A gavel in a court. [Photo/IC] |
There is a popular assumption that the judiciary is partial to the powerful, as people have seen cases where the law was apparently bent in favor of the privileged.
So the proposal by Beijing's supreme court to commute the death sentences of Gu Kailai and Liu Zhijun to life imprisonment should have triggered rumors of "preferential treatment".
It has not.
The apparent absence of a public opinion backlash is unusual, but not beyond understanding.
Unlike in many previous, similar cases, the Beijing court made public its decision and gave reasons: Gu, the wife of Bo Xilai, the disgraced former high-ranking Party official, and Liu, the former minister of railways, behaved well during their two-year reprieves and thus qualify for their sentences being reduced in accordance with law.

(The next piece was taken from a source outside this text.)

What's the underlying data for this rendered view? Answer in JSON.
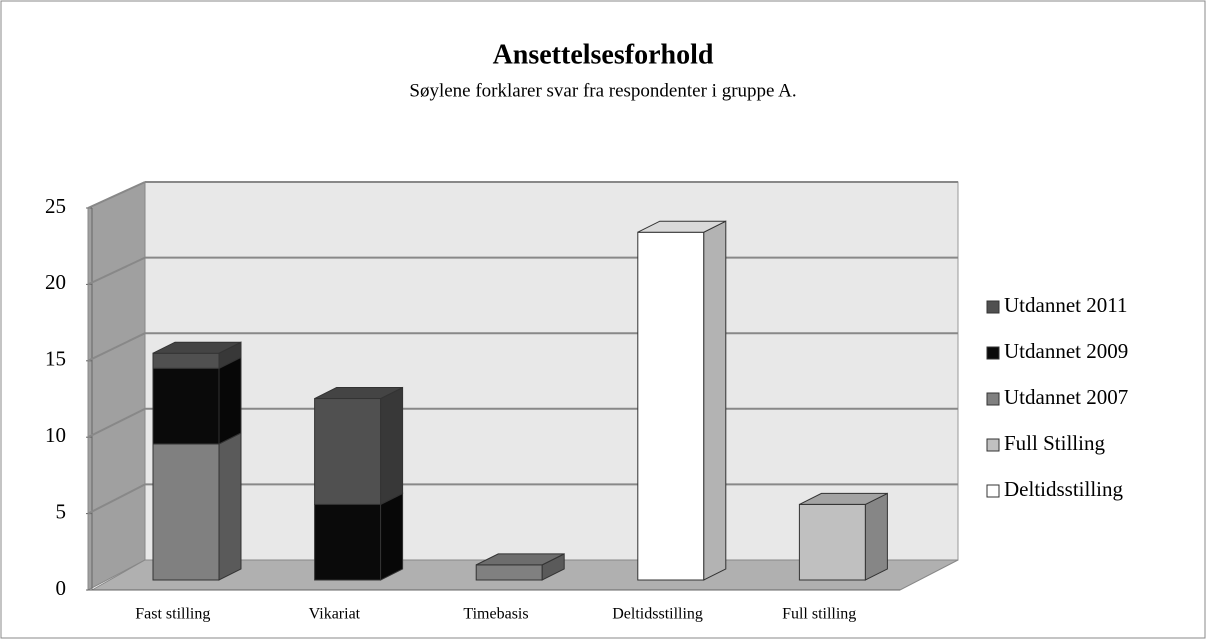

This is transparency at work.
Some officials are accustomed to complaining about the public being unreasonably incredulous. But that is not fair. People are incredulous when they are either denied access to information that falls within their right to know or left in the dark as to how judicial decisions have been made.

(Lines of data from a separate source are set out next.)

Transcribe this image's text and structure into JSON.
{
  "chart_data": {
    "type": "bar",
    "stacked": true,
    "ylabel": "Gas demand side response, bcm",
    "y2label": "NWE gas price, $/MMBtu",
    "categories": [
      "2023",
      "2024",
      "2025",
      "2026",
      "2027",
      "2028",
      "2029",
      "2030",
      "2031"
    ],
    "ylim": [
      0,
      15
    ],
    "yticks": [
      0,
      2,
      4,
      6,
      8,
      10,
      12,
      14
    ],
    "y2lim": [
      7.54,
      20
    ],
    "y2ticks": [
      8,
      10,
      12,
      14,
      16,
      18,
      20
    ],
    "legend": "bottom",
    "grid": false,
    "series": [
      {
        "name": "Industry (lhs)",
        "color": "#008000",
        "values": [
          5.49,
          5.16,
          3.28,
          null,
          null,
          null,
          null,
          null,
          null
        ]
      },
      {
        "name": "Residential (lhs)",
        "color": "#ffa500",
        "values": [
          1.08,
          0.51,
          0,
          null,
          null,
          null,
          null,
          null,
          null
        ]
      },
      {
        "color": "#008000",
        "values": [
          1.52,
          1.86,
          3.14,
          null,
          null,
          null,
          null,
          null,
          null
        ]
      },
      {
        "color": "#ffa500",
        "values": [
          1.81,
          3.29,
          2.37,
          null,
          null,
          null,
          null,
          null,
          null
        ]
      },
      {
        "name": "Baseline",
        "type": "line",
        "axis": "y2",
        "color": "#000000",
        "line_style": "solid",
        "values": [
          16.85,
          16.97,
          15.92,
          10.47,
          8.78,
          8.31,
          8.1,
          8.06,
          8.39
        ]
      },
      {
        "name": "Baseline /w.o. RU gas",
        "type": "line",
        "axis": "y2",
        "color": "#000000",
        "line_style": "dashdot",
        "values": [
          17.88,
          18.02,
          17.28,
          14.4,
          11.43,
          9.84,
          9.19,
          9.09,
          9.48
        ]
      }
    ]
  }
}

The recent hoopla about the 10-and-a-half-year sentence for a college student found selling birds of endangered species under State protection was a case in point. It turns out the court neither misread nor misapplied the law. But the online commotion did not subside until it became clear the student had been knowingly selling protected birds.
The authorities want a quick fix for the judiciary's lack of credibility. But there is no shortcut to achieving that; the public needs to feel there is justice in every court judgment.
That is not only about faithful application of the law. It is also about subjecting court proceedings and rulings to public scrutiny.